Heme-albumin: an honorary enzyme.

Human serum albumin displays time-dependent heme-based catalytic properties,[1] representing a case for ‘chronosteric effects'.[2] In fact, HSA has a pivotal role in heme transfer from high- and low-density lipoproteins to hemopexin. After endocytosis of the hemopexin-heme complex into the hepatic parenchymal cells through the CD91 receptor, hemopexin releases the heme, which undergoes degradation. Then, hemopexin is released intact into the bloodstream.[3, 4]
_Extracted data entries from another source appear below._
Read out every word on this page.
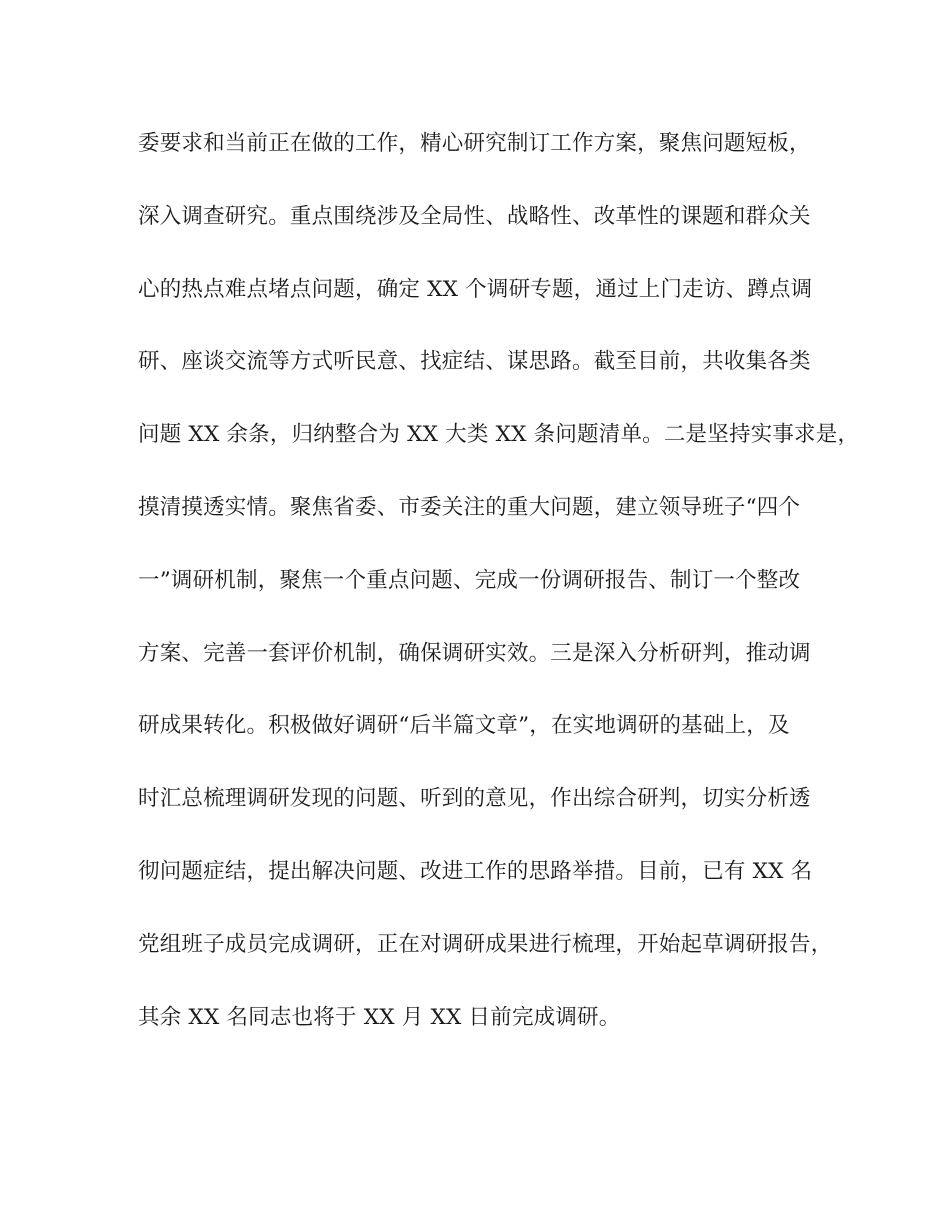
委要求和当前正在做的工作，精心研究制订工作方案，聚焦问题短板，
深入调查研究。重点围绕涉及全局性、战略性、改革性的课题和群众关
心的热点难点堵点问题，确定 XX 个调研专题，通过上门走访、蹲点调
研、座谈交流等方式听民意、找症结、谋思路。截至目前，共收集各类
问题 XX 余条，归纳整合为 XX 大类 XX 条问题清单。二是坚持实事求是，
摸清摸透实情。聚焦省委、市委关注的重大问题，建立领导班子“四个
一”调研机制，聚焦一个重点问题、完成一份调研报告、制订一个整改
方案、完善一套评价机制，确保调研实效。三是深入分析研判，推动调
研成果转化。积极做好调研“后半篇文章”，在实地调研的基础上，及
时汇总梳理调研发现的问题、听到的意见，作出综合研判，切实分析透
彻问题症结，提出解决问题、改进工作的思路举措。目前，已有 XX 名
党组班子成员完成调研，正在对调研成果进行梳理，开始起草调研报告，
其余 XX 名同志也将于 XX 月 XX 日前完成调研。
The three-domain organization of HSA is at the root of its extraordinary ligand-binding capacity and allosteric control. The most relevant clefts hosting ligands are the so-called fatty acid (FA) binding sites (named FA1 to FA9). Bacterial protein-recognition cleft(s), thyroxine-binding pockets and metal ion-recognition sites also participate to HSA actions.[4] Noteworthy, the HSA structure and reactivity is affected not only reversibly by pH and ligands (e.g., heme, FAs and drugs), but also irreversibly by chemical modifications, which in turn confer antigenicity properties.[4]
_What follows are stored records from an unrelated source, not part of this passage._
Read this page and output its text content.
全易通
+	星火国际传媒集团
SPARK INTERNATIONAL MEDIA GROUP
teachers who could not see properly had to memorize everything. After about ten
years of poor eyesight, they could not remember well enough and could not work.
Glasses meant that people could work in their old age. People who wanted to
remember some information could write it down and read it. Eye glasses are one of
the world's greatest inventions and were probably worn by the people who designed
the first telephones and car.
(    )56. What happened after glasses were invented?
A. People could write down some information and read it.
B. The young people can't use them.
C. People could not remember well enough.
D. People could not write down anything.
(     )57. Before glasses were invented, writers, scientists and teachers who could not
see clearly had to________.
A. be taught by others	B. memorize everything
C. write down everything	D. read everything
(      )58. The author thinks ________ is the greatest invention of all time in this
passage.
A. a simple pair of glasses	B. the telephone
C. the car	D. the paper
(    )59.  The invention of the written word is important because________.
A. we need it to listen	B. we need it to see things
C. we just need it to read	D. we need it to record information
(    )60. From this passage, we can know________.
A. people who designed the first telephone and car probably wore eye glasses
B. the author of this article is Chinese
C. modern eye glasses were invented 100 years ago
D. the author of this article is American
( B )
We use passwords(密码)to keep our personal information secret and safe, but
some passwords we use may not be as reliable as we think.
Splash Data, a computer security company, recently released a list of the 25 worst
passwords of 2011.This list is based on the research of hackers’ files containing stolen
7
Ferrous human serum heme-albumin (HSA-heme-Fe(II)) binds reversibly to NO and CO. Although the heme-Fe atom of HSA-heme-Fe(II) is rapidly oxidized by O2, HSA-heme-Fe(II) mutants bearing residues pivotal for O2 recognition have been proposed not only as red blood cell substitutes, but also as O2-therapeutic agents.[1, 4, 5] Moreover, HSA-heme-Fe(II) catalyzes the nitrite conversion to nitrogen monoxide under acidosis and anaerobic conditions,[6] HSA-heme-Fe(II)-NO reacts with O2 and peroxynitryte leading to the formation of NO3−,[7, 8] and ferric HSA-heme-Fe (HSA-heme-Fe(III)) catalyzes the conversion of peroxynitryte to NO3−,[9] and displays weak catalase and peroxidase activities.[10]
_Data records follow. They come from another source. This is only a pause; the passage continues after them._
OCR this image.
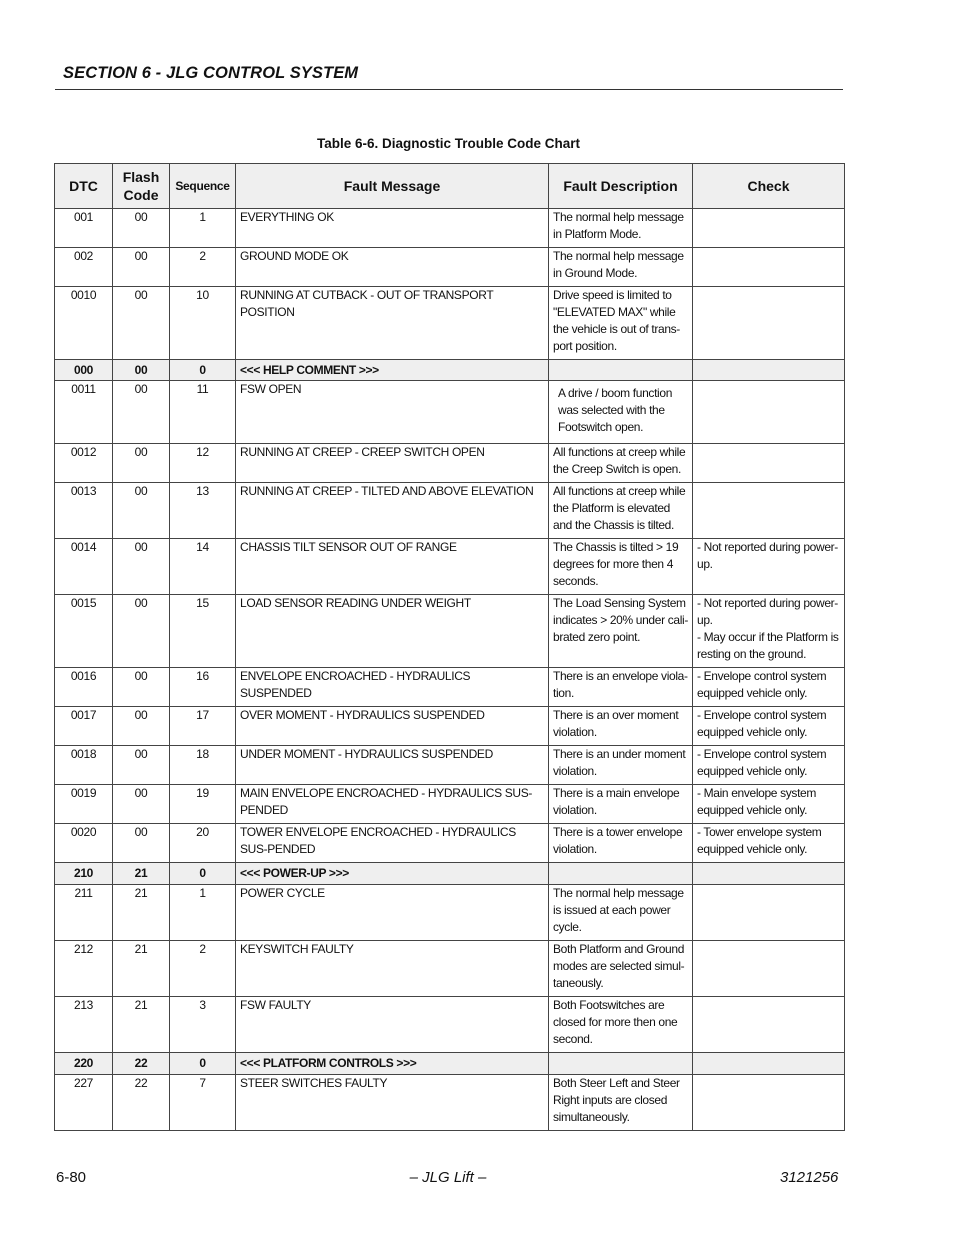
SECTION 6 - JLG CONTROL SYSTEM
Table 6-6. Diagnostic Trouble Code Chart
DTC	Flash Code	Sequence	Fault Message	Fault Description	Check
001	00	1	EVERYTHING OK	The normal help message in Platform Mode.	
002	00	2	GROUND MODE OK	The normal help message in Ground Mode.	
0010	00	10	RUNNING AT CUTBACK - OUT OF TRANSPORT POSITION	Drive speed is limited to "ELEVATED MAX" while the vehicle is out of trans-port position.	
000	00	0	<<< HELP COMMENT >>>		
0011	00	11	FSW OPEN	A drive / boom function was selected with the Footswitch open.	
0012	00	12	RUNNING AT CREEP - CREEP SWITCH OPEN	All functions at creep while the Creep Switch is open.	
0013	00	13	RUNNING AT CREEP - TILTED AND ABOVE ELEVATION	All functions at creep while the Platform is elevated and the Chassis is tilted.	
0014	00	14	CHASSIS TILT SENSOR OUT OF RANGE	The Chassis is tilted > 19 degrees for more then 4 seconds.	- Not reported during power-up.
0015	00	15	LOAD SENSOR READING UNDER WEIGHT	The Load Sensing System indicates > 20% under cali-brated zero point.	- Not reported during power-up.
- May occur if the Platform is resting on the ground.
0016	00	16	ENVELOPE ENCROACHED - HYDRAULICS SUSPENDED	There is an envelope viola-tion.	- Envelope control system equipped vehicle only.
0017	00	17	OVER MOMENT - HYDRAULICS SUSPENDED	There is an over moment violation.	- Envelope control system equipped vehicle only.
0018	00	18	UNDER MOMENT - HYDRAULICS SUSPENDED	There is an under moment violation.	- Envelope control system equipped vehicle only.
0019	00	19	MAIN ENVELOPE ENCROACHED - HYDRAULICS SUS-PENDED	There is a main envelope violation.	- Main envelope system equipped vehicle only.
0020	00	20	TOWER ENVELOPE ENCROACHED - HYDRAULICS SUS-PENDED	There is a tower envelope violation.	- Tower envelope system equipped vehicle only.
210	21	0	<<< POWER-UP >>>		
211	21	1	POWER CYCLE	The normal help message is issued at each power cycle.	
212	21	2	KEYSWITCH FAULTY	Both Platform and Ground modes are selected simul-taneously.	
213	21	3	FSW FAULTY	Both Footswitches are closed for more then one second.	
220	22	0	<<< PLATFORM CONTROLS >>>		
227	22	7	STEER SWITCHES FAULTY	Both Steer Left and Steer Right inputs are closed simultaneously.	
6-80	– JLG Lift –	3121256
The heme-based catalytic properties of HSA are allosterically modulated by drugs (Figure 1).[1] Domains I and II have a major role in the allosteric modulation of ligand-binding and reactivity properties of HSA, the FA1, FA2, FA6 and FA7 sites being functionally linked. Allosteric modulators (e.g., drugs) of the heme-based catalytic properties of HSA-heme affect the coordination state of the heme-Fe atom. In ligand-free active HSA-heme, the heme-Fe atom displays a four- or five-coordinated heme-Fe atom, whereas inactive HSA-heme shows a six-coordinated heme-Fe atom. Upon drug binding to HSA-heme (most probably to the FA2 site), the re-orientation of the Glu131-Arg145 α-helix and the axial coordination of the heme-Fe atom by His146 and Tyr161 occur; as a consequence, the unreactive six-coordinated HSA-heme species becomes predominant.[1, 11, 12]

Figure 1

Human serum albumin displays time-dependent heme-based catalytic properties, which are allosterically modulated by drugs

As a whole, the allosteric modulation of heme-based reactivity properties of HSA-heme by drugs represents a pivotal issue in the pharmacological therapy management, heme-binding switching HSA from a plasmatic carrier to a transient metal-enzyme.